Even where a treatment is covered by insurance, patients may still be left with out-of-pocket expenses if the benefit paid by the insurer falls short.
For privately insured patients, Medicare pays 75 per cent of the MBS fee, and health funds 25 per cent or more. The bulk of services are provided by doctors with no gap, when Medicare and the health fund between them cover the full total cost of treatment. Sometimes, there is a ‘known gap’, where practitioners charge a fee a set amount above the benefit.
But the Report Card shows that the benefits paid by insurers vary considerably, and the AMA “strongly recommends” that patients seek an estimate from their doctor, including the cost of any implant, and then talk with their insurer prior to treatment.
The AMA has released its Report Card amid concerns that premium increases set to come into effect from 1 April will spur thousands to consider downgrading their cover.
Earlier this month, Health Minster Sussan Ley claimed a victory of sorts after convincing 20 of the nation’s 35 private health funds to lower planned premium increases, a move she said had saved consumers $125 million.
But the average 5.59 per cent increase is virtually treble the inflation rate, and is expected to feed consumer dissatisfaction with the value of private health insurance.
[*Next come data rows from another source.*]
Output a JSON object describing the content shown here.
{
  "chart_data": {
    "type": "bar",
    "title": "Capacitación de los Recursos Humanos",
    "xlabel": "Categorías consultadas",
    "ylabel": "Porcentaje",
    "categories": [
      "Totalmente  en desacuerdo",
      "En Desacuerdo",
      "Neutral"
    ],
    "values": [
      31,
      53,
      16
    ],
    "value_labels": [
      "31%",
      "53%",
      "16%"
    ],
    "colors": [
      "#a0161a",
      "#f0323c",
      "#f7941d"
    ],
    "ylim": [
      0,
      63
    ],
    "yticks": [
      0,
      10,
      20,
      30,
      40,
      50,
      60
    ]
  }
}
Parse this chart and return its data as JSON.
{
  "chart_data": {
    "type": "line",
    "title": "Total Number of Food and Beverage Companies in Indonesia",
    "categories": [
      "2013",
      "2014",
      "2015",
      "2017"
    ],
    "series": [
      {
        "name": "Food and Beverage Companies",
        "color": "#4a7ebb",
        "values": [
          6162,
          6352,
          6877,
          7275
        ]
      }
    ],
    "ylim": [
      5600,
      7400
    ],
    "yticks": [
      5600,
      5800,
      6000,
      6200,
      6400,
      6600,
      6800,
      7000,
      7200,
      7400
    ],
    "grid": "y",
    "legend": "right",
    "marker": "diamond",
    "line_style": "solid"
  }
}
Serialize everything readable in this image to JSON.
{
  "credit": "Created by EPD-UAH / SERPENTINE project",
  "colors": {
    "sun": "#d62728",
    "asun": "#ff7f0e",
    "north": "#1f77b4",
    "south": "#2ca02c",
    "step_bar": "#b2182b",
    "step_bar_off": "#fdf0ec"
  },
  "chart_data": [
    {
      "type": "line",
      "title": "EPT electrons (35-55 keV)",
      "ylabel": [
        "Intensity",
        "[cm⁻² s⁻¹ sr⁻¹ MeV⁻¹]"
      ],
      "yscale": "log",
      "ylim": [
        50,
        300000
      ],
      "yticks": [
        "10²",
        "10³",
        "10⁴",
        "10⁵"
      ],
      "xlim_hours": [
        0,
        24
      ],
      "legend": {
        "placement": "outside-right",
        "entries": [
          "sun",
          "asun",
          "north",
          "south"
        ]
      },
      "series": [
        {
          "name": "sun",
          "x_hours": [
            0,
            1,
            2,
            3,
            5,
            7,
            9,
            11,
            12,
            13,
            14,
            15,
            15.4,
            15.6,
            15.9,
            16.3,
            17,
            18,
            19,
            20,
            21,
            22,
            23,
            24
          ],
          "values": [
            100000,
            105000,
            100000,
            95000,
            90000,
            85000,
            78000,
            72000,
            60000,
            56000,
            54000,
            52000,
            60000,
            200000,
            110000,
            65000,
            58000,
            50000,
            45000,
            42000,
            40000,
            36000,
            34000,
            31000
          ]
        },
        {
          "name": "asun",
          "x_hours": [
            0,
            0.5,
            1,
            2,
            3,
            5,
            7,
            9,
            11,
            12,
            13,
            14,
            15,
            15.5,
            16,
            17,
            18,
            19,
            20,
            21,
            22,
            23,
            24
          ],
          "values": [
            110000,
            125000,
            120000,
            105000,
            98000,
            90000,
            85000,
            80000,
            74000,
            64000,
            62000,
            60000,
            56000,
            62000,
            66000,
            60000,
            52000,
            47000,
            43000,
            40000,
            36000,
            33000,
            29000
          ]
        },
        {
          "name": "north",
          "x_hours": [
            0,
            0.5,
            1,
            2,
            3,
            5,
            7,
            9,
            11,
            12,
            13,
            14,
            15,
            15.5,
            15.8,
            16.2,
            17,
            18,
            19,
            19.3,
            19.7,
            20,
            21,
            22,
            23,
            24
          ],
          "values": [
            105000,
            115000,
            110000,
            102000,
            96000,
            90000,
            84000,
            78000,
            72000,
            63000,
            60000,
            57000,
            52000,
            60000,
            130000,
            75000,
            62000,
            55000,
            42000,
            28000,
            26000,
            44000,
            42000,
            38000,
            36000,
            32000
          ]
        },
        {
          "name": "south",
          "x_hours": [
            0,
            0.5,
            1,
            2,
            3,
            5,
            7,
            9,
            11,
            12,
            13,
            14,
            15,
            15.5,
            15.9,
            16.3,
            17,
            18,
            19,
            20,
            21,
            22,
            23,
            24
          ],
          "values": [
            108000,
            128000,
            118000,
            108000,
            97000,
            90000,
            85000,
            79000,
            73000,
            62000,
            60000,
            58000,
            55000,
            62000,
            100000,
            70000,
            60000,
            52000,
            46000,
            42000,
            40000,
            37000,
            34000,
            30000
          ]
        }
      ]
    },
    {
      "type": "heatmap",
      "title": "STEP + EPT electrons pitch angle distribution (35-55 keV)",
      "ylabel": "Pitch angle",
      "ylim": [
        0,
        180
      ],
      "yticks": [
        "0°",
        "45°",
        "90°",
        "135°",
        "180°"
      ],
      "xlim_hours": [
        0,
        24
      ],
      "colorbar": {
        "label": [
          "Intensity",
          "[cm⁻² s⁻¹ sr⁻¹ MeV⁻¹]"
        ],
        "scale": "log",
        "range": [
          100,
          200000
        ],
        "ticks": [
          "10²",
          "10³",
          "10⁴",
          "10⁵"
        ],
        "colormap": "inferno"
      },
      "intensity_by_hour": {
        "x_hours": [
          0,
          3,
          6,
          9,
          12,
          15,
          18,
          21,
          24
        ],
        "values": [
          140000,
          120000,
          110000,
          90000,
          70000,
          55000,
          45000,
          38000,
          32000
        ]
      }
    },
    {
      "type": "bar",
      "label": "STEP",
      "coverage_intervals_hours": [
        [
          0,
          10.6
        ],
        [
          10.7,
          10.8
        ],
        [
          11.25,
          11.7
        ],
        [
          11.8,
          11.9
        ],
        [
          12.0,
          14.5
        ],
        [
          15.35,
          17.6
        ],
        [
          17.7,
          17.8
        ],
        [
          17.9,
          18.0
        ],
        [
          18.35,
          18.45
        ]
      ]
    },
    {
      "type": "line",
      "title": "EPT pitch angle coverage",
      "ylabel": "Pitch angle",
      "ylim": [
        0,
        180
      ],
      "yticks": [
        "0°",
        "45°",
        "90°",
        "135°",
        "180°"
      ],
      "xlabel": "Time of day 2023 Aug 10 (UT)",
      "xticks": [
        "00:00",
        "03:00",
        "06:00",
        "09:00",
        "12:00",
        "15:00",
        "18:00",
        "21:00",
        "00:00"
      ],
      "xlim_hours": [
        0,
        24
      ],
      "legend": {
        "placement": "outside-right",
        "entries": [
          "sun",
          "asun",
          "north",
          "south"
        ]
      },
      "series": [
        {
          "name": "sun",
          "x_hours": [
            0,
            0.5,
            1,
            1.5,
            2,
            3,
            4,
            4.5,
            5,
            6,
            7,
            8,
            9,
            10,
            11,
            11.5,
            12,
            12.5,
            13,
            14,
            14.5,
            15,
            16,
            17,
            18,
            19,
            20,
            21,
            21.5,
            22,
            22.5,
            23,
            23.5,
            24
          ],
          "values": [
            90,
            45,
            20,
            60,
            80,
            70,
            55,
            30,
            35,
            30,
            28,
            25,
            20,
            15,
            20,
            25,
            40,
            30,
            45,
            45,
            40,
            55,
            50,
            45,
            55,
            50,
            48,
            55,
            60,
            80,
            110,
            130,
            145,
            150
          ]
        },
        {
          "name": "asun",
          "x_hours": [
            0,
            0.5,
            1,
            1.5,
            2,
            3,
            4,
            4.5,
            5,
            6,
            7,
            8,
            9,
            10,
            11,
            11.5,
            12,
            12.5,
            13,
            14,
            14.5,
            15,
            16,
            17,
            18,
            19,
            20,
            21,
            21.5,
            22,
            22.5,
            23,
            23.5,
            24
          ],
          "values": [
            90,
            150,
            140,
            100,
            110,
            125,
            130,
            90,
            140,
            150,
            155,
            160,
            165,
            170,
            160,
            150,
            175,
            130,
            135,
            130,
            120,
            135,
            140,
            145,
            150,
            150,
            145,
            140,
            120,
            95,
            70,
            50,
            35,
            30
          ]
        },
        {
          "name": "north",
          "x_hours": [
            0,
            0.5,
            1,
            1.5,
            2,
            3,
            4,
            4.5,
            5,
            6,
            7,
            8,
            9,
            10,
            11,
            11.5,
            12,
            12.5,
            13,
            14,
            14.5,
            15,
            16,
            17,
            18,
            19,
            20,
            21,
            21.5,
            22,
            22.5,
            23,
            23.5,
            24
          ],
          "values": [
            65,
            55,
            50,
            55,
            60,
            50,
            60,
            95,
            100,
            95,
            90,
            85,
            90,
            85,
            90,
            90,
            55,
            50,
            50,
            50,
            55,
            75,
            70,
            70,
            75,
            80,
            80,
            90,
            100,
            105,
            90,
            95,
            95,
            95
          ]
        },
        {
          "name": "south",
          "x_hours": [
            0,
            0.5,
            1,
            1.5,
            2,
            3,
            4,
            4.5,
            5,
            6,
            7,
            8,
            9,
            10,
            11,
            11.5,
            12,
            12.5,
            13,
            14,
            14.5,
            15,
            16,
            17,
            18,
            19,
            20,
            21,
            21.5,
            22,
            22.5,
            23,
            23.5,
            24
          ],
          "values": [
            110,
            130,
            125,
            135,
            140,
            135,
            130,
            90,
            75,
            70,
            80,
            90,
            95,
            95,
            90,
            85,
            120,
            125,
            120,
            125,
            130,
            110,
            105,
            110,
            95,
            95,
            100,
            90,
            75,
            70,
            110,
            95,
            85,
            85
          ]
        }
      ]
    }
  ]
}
Professor Owler said it was important that consumers were fully informed and aware about the consequences of taking out cheaper cover, which would usually entail more restrictions and exclusions, as well as higher excess.
He said it was particularly worrying that people looking to hold their premium costs down would be duped into taking out junk policies.
“If people have one of the junk policies, the AMA urges them to consider carefully what cover they really need,” the AMA President said.
In addition to the quality of cover on offer, the AMA has raised concerns about the operations of websites that compare health insurance policies.
Professor Owler said these ‘free’ comparator sites earned often exorbitant commissions from insurers, either a fixed percentage of a premium or a fixed fee per sale, which could act as an incentive to get consumers to switch policies.
Either way, the fees could make up a sizeable proportion of the total insurance premium, he said, urging a greater level of transparency and Government scrutiny.
The Australian Competition and Consumer Commission last year issued a report highly critical of the quality and accuracy of information provided by the health funds.
Echoing AMA concerns, the watchdog warned that comparator websites often included only a selection of insurers or policies on offer, and added “they may have commercial relationships with, or receive financial inducements from, listed businesses”.
Ms Ley has launched a review into the private health insurance industry to examine regulation of the sector, including the setting of premiums, as well as other issues including the industry’s push into primary health care; a possible relaxation of community rating principles; and a proposal to replace health insurance rebates with Medicare-style payments for hospital care.